Dalla sinossi riportata sul retro dell’edizione italiana de Il minotauro (ed. E/O, 1997) si apprende che il libro narra di una spy-story dalle tinte rosa, una grande quanto tormentata storia d’amore fra un agente segreto ed una bellissima ragazza inglese. Per fortuna, in realtà, il racconto di Benjamin Tammuz è ben altro.
Una fotografia ad esposizione multipla, quattro differenti punti di vista per lo stesso fitto intreccio di eventi, punti di vista parziali, vicini ad ognuno dei quattro personaggi attraverso i cui occhi è possibile ricostruire nitidamente la trama. Una fotografia in cui emerge fortissima l’inquietudine dell’essere umano che vive la decadenza della società moderna alla vigilia della Grande Guerra. Non solo decadenza dell’Occidente, opulento e fittizio, ma decadenza di un Medio-Oriente genuino e tradizionalista i cui neri presagi di intolleranza razziale e religiosa sfoceranno nella guerra civile in Israele. Un viaggio caotico (che ripercorre le tappe della biografia dello scrittore) attraverso i cattolici paesi del Mediterrano fino alle terre divise fra ebraismo ed islamismo, al crocevia di culture, religioni ed etnie distanti millenni e chilometri, ma tutte accomunate da uno stesso nostalgico malessere. Tammuz evoca più volte il sentimento puro dell’Amore, amore per una donna bellissima, amore per la scrittura, per l’arte, per la musica, sbocciato in un tale contesto non può essere scisso da una dimensione oscura e malefica. Ne deriva che l’amore si trasforma con estrema facilità in noia, sofferenza, incomunicabilità, abbandono, morte.

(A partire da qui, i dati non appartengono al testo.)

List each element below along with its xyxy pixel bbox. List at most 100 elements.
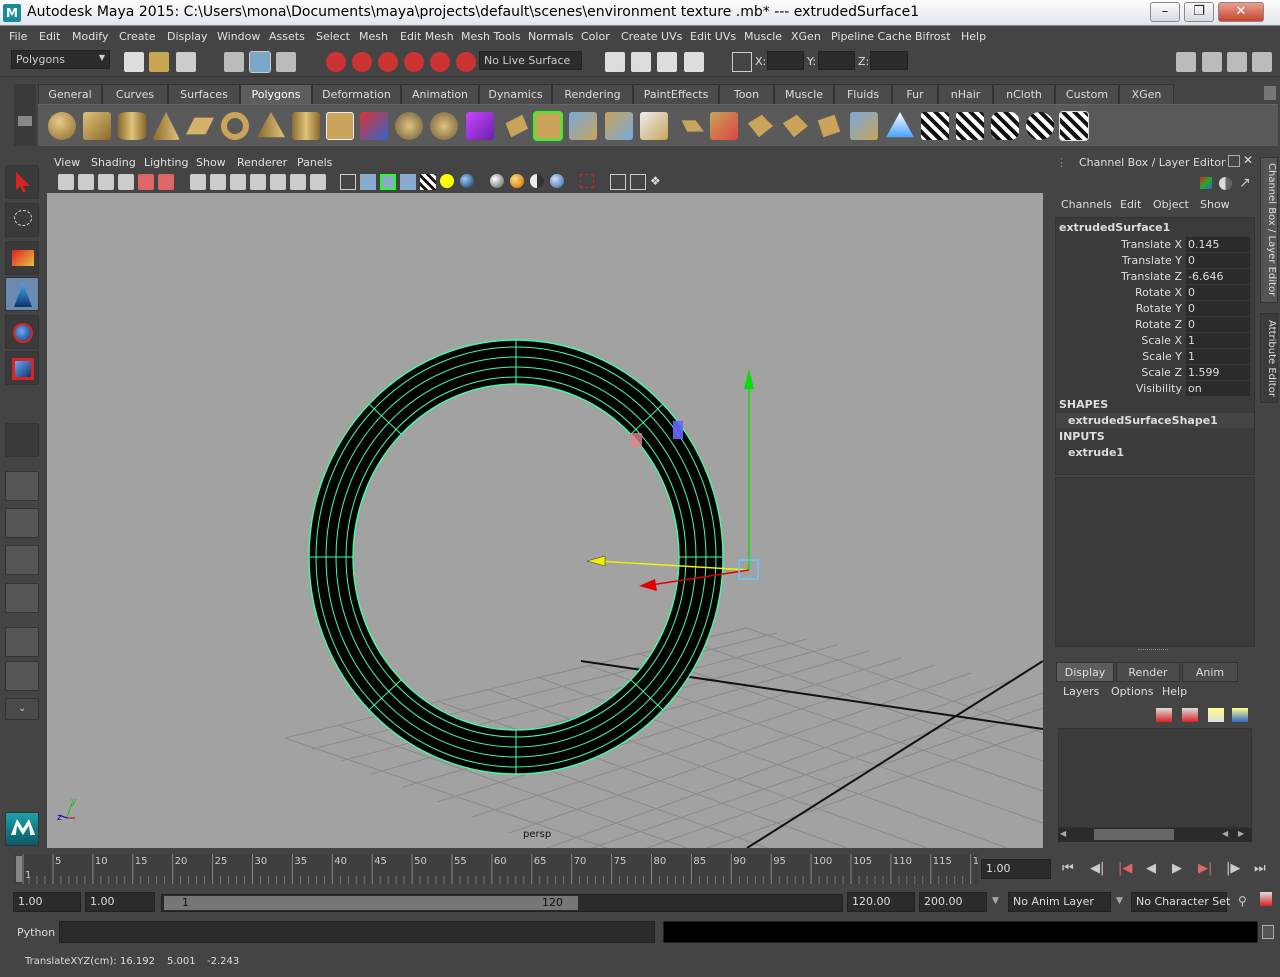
help-menu[interactable]: Help <box>1162 685 1187 698</box>
render-current-frame-icon[interactable] <box>631 52 651 72</box>
menu-create-uvs[interactable]: Create UVs <box>621 30 682 43</box>
viewport-menu-shading[interactable]: Shading <box>91 156 136 169</box>
menu-help[interactable]: Help <box>961 30 986 43</box>
lasso-tool-icon[interactable] <box>5 203 39 237</box>
default-light-icon[interactable] <box>440 174 454 188</box>
options-menu[interactable]: Options <box>1111 685 1153 698</box>
attr-row[interactable]: Scale Z 1.599 <box>1056 365 1252 381</box>
persp-graph-layout-icon[interactable] <box>5 583 39 613</box>
move-layer-down-icon[interactable] <box>1182 708 1198 722</box>
screen-space-ao-icon[interactable] <box>490 174 504 188</box>
start-time-field[interactable]: 1.00 <box>13 892 81 912</box>
create-empty-layer-icon[interactable] <box>1208 708 1224 722</box>
pivot-handle-red[interactable] <box>630 433 642 447</box>
film-gate-icon[interactable] <box>210 174 226 190</box>
shelf-tab-muscle[interactable]: Muscle <box>774 84 834 104</box>
rotate-tool-icon[interactable] <box>5 315 39 349</box>
quadrangulate-icon[interactable] <box>782 114 808 138</box>
smooth-icon[interactable] <box>466 112 494 140</box>
shelf-tab-dynamics[interactable]: Dynamics <box>479 84 552 104</box>
float-panel-icon[interactable] <box>1228 155 1240 167</box>
menu-normals[interactable]: Normals <box>528 30 574 43</box>
current-time-marker[interactable] <box>16 856 22 882</box>
y-axis-handle[interactable] <box>744 369 754 389</box>
snap-grid-icon[interactable] <box>326 52 346 72</box>
menu-create[interactable]: Create <box>119 30 156 43</box>
attr-row[interactable]: Scale Y1 <box>1056 349 1252 365</box>
attr-row[interactable]: Translate Y0 <box>1056 253 1252 269</box>
channels-menu[interactable]: Channels <box>1061 198 1112 211</box>
play-backwards-icon[interactable]: ◀ <box>1146 861 1156 876</box>
viewport-menu-renderer[interactable]: Renderer <box>237 156 287 169</box>
scale-tool-icon[interactable] <box>5 351 39 385</box>
safe-action-icon[interactable] <box>290 174 306 190</box>
shelf-tab-custom[interactable]: Custom <box>1055 84 1119 104</box>
step-back-frame-icon[interactable]: ◀| <box>1090 861 1104 876</box>
current-frame-field[interactable]: 1.00 <box>981 859 1051 879</box>
xray-icon[interactable] <box>610 174 626 190</box>
shelf-tab-curves[interactable]: Curves <box>102 84 168 104</box>
wireframe-icon[interactable] <box>340 174 356 190</box>
character-set-dropdown[interactable]: No Character Set <box>1131 892 1230 912</box>
command-input[interactable] <box>59 921 655 943</box>
attr-row[interactable]: Rotate Z0 <box>1056 317 1252 333</box>
move-tool-icon[interactable] <box>5 277 39 311</box>
tab-channel-box-layer-editor[interactable]: Channel Box / Layer Editor <box>1260 157 1278 303</box>
magnet-icon[interactable] <box>456 52 476 72</box>
image-plane-icon[interactable] <box>118 174 134 190</box>
playback-end-field[interactable]: 120.00 <box>847 892 915 912</box>
animation-preferences-icon[interactable] <box>1260 892 1272 906</box>
checker-uv-icon[interactable] <box>921 112 949 140</box>
step-back-key-icon[interactable]: |◀ <box>1118 861 1132 876</box>
menu-muscle[interactable]: Muscle <box>744 30 782 43</box>
shelf-tab-painteffects[interactable]: PaintEffects <box>633 84 719 104</box>
go-to-start-icon[interactable]: ⏮ <box>1062 861 1074 876</box>
layer-tab-anim[interactable]: Anim <box>1182 662 1238 682</box>
new-scene-icon[interactable] <box>124 52 144 72</box>
layers-menu[interactable]: Layers <box>1063 685 1099 698</box>
end-time-field[interactable]: 200.00 <box>919 892 987 912</box>
uv-editor-icon[interactable] <box>1059 111 1089 141</box>
menu-color[interactable]: Color <box>581 30 610 43</box>
separate-icon[interactable] <box>395 112 423 140</box>
wireframe-on-shaded-icon[interactable] <box>380 174 396 190</box>
extrude-icon[interactable] <box>533 111 563 141</box>
toggle-modeling-toolkit-icon[interactable] <box>1176 52 1196 72</box>
attr-row[interactable]: Visibility on <box>1056 381 1252 397</box>
perspective-viewport[interactable]: y z persp <box>47 193 1043 848</box>
layer-tab-display[interactable]: Display <box>1056 662 1114 682</box>
safe-title-icon[interactable] <box>310 174 326 190</box>
bookmarks-icon[interactable] <box>98 174 114 190</box>
range-bar[interactable]: 1 120 <box>161 894 843 912</box>
time-slider-track[interactable]: 1 5 10 15 20 25 30 35 40 45 50 55 60 65 70 75 80 85 90 95 10… <box>14 854 985 884</box>
planar-mapping-icon[interactable] <box>850 112 878 140</box>
use-all-lights-icon[interactable] <box>420 174 436 190</box>
mirror-icon[interactable] <box>505 114 528 138</box>
menu-window[interactable]: Window <box>217 30 260 43</box>
edit-menu[interactable]: Edit <box>1120 198 1141 211</box>
maximize-button[interactable]: ❐ <box>1184 2 1214 22</box>
open-scene-icon[interactable] <box>149 52 169 72</box>
xray-joints-icon[interactable]: ❖ <box>650 174 666 190</box>
shelf-tab-polygons[interactable]: Polygons <box>240 84 312 104</box>
shelf-tab-general[interactable]: General <box>38 84 102 104</box>
four-view-layout-icon[interactable] <box>5 508 39 538</box>
menu-edit-mesh[interactable]: Edit Mesh <box>400 30 454 43</box>
menu-mesh[interactable]: Mesh <box>359 30 388 43</box>
poly-pyramid-icon[interactable] <box>257 112 285 138</box>
viewport-menu-view[interactable]: View <box>54 156 80 169</box>
shelf-tab-deformation[interactable]: Deformation <box>312 84 401 104</box>
object-menu[interactable]: Object <box>1153 198 1189 211</box>
select-camera-icon[interactable] <box>58 174 74 190</box>
transform-input-icon[interactable] <box>732 52 752 72</box>
close-button[interactable]: ✕ <box>1218 2 1264 22</box>
shelf-menu-icon[interactable] <box>18 116 32 126</box>
anim-layer-dropdown[interactable]: No Anim Layer <box>1008 892 1111 912</box>
append-polygon-icon[interactable] <box>605 112 633 140</box>
grease-pencil-icon[interactable] <box>158 174 174 190</box>
isolate-select-icon[interactable] <box>580 174 594 188</box>
scrollbar-thumb[interactable] <box>1094 829 1174 840</box>
persp-outliner-layout-icon[interactable] <box>5 545 39 575</box>
key-icon[interactable]: ⚲ <box>1238 894 1247 908</box>
toggle-tool-settings-icon[interactable] <box>1227 52 1247 72</box>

Gli elementi cool a cui fa riferimento la sinossi (la storia d’amore platonico, lo spy-game, l’omicidio ecc.) li ho tralasciati nella mia descrizione poichè, pur essendo presenti, li trovo un accattivante incentivo per una lettura vorace del racconto, ma, come ho cercato di argomentare, la piccola-grandezza del libro risiede altrove.